Novartis shares traded about 1% lower on Monday morning in Zurich. The stock is up about 16% so far this year. Avidity rose 1.2% to $49.15 in New York trading Friday, bringing the company’s market value to about $6.8 billion.
The acquisition marks a bold move for Novartis Chief Executive Officer Vas Narasimhan, who has previously focused on deals under the $5 billion mark. It also continues his plan to reshape the company to focus on innovative drugs in a number of core areas, including heart, kidney and metabolic drugs, immunology, neuroscience and oncology.
Patent Cliff
Novartis needs to boost the company’s sales beyond 2025 as it’s facing competition from cheap generics later this year for three key drugs, including its top-selling heart medicine Entresto.
So far this year, the drugmaker has agreed to buy Tourmaline Bio Inc. in a $1.4 billion deal, gaining access to a promising treatment to reduce systemic inflammation, a major driver of cardiovascular disease. It also agreed to buy US biotech Regulus Therapeutics for up to $1.7 billion and added to its cardiology portfolio with the acquisition of US biotech Anthos Therapeutics to gain a preventative stroke medicine.
As the company’s revamp efforts start to pay off, Novartis raised its profit outlook for the year in April and then again in July, driven by medicines for breast cancer, multiple sclerosis and psoriasis. The company is expected to report results on Tuesday.

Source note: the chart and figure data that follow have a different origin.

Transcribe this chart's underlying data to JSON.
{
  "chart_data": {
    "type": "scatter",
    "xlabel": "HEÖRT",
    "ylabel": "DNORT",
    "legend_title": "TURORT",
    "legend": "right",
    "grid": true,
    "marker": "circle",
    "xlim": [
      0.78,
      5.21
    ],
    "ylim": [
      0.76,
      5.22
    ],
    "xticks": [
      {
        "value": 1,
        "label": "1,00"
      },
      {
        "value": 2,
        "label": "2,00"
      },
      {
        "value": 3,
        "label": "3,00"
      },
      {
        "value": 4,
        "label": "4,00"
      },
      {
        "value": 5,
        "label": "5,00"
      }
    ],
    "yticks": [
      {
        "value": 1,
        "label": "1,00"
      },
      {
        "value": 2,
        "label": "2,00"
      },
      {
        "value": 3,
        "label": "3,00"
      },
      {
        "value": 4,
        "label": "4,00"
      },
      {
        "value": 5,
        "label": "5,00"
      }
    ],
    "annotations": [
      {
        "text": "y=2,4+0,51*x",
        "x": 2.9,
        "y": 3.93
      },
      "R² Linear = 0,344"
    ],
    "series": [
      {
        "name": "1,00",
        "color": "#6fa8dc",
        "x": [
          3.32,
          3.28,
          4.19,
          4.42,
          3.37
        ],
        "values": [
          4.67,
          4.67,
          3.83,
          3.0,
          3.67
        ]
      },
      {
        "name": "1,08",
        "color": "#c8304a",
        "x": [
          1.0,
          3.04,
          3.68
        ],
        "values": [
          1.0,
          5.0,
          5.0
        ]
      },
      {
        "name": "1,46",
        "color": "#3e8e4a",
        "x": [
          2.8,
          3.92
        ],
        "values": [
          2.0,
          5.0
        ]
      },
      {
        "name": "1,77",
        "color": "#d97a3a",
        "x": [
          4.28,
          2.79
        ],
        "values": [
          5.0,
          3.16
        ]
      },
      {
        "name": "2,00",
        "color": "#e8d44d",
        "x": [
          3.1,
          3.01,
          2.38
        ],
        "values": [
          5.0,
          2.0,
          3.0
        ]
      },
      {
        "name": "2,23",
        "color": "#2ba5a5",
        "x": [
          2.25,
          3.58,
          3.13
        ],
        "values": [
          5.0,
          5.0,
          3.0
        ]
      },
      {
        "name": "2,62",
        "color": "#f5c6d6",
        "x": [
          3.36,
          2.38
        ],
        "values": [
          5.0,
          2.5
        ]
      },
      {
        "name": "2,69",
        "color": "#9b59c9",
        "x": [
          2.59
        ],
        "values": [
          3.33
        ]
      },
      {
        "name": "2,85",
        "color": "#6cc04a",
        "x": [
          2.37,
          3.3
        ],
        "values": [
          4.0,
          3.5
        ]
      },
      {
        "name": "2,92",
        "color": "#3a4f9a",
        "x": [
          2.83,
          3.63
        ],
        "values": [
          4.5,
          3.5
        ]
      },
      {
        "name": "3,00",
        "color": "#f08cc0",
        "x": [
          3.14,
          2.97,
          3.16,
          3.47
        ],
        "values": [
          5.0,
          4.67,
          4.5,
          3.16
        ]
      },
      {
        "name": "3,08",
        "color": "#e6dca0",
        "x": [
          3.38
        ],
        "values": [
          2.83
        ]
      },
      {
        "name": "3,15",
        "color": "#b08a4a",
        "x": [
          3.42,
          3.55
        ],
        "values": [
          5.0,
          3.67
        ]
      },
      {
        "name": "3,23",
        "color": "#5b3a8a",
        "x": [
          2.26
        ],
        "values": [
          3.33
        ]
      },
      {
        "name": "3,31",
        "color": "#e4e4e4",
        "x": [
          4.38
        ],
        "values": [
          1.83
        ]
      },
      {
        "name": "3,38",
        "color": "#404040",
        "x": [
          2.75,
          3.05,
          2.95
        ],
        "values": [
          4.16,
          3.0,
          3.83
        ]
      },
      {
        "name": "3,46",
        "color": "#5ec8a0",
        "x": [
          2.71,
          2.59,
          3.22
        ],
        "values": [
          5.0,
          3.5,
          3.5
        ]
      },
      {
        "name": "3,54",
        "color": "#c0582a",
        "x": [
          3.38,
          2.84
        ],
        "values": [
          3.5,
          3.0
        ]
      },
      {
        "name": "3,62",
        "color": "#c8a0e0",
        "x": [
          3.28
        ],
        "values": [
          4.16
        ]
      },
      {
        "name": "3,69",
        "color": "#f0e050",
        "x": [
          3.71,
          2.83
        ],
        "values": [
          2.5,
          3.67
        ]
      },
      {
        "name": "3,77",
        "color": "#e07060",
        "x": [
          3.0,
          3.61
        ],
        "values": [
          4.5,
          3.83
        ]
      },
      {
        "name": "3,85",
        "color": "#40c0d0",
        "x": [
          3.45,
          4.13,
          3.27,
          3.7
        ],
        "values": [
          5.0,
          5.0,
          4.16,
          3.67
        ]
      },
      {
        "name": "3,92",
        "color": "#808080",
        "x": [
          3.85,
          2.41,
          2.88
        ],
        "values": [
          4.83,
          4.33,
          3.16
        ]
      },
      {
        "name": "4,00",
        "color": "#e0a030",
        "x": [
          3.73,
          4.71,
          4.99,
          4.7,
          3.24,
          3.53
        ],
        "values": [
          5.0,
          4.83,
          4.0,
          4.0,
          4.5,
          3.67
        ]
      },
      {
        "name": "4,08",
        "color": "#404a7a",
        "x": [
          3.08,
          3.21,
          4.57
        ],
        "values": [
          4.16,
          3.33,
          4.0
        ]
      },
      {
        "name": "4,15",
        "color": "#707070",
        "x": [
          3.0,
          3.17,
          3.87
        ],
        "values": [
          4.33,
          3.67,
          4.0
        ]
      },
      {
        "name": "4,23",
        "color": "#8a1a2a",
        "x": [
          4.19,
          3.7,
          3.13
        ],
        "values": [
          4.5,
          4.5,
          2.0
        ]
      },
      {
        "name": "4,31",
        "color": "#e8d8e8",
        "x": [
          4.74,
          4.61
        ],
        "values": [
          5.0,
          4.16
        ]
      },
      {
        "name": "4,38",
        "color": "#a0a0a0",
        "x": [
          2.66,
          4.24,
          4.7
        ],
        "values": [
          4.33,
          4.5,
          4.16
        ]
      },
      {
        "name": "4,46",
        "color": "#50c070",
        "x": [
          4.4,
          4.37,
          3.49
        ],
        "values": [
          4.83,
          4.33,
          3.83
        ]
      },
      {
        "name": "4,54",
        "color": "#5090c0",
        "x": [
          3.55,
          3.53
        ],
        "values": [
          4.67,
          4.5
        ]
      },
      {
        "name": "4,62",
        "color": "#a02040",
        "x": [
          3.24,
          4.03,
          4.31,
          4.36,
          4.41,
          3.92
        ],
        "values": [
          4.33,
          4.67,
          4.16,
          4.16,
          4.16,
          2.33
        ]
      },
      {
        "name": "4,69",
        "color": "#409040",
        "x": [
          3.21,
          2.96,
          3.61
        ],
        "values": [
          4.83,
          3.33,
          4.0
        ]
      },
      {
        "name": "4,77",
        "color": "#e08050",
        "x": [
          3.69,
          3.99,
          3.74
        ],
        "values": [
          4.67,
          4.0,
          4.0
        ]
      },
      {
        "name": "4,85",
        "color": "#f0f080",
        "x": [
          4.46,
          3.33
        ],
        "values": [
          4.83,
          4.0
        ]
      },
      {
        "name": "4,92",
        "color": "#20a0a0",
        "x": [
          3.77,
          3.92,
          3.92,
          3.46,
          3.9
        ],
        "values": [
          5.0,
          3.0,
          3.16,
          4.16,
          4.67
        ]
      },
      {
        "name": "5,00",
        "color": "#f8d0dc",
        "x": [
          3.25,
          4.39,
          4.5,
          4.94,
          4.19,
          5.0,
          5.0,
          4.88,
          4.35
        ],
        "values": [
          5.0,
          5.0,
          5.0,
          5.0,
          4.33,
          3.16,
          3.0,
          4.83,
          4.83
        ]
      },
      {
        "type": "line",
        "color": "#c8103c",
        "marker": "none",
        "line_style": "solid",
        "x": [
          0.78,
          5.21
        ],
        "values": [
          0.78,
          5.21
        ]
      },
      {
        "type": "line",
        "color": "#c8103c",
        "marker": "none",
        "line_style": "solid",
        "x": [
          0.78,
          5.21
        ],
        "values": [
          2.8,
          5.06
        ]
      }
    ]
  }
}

Avidity specializes in a new type of drugs called antibody-oligonucleotide conjugates, which use synthetic RNA to target genetic causes of diseases. The US Food and Drug Administration has granted “breakthrough therapy” designation for an Avidity drug for the treatment of certain Duchenne muscular dystrophy patients.
New Company
As a condition of the deal, Avidity will separate its early-stage precision cardiology programs into a new company, some or all of which Avidity may sell to a third party. The $12 billion valuation includes about $1 billion of cash on Avidity’s balance sheet, and the deal is expected to close in the first half of 2026, subject to the spinoff completing.
The deal raises Novartis’ expected sales compound annual growth rate between 2024-2029 to 6% from 5%, the company said.
The Avidity Biosciences acquisition “meets the very essence of Novartis’ effective and successful acquisition strategy” under the current management, said Vontobel analyst Stefan Schneider in a note. There’s ample potential for revenue generation from the deal, he added.
The transaction adds to a wave of biotechnology M&A as large pharma companies buy smaller drugmakers with innovative technology to boost revenue as older drugs lose patent protection.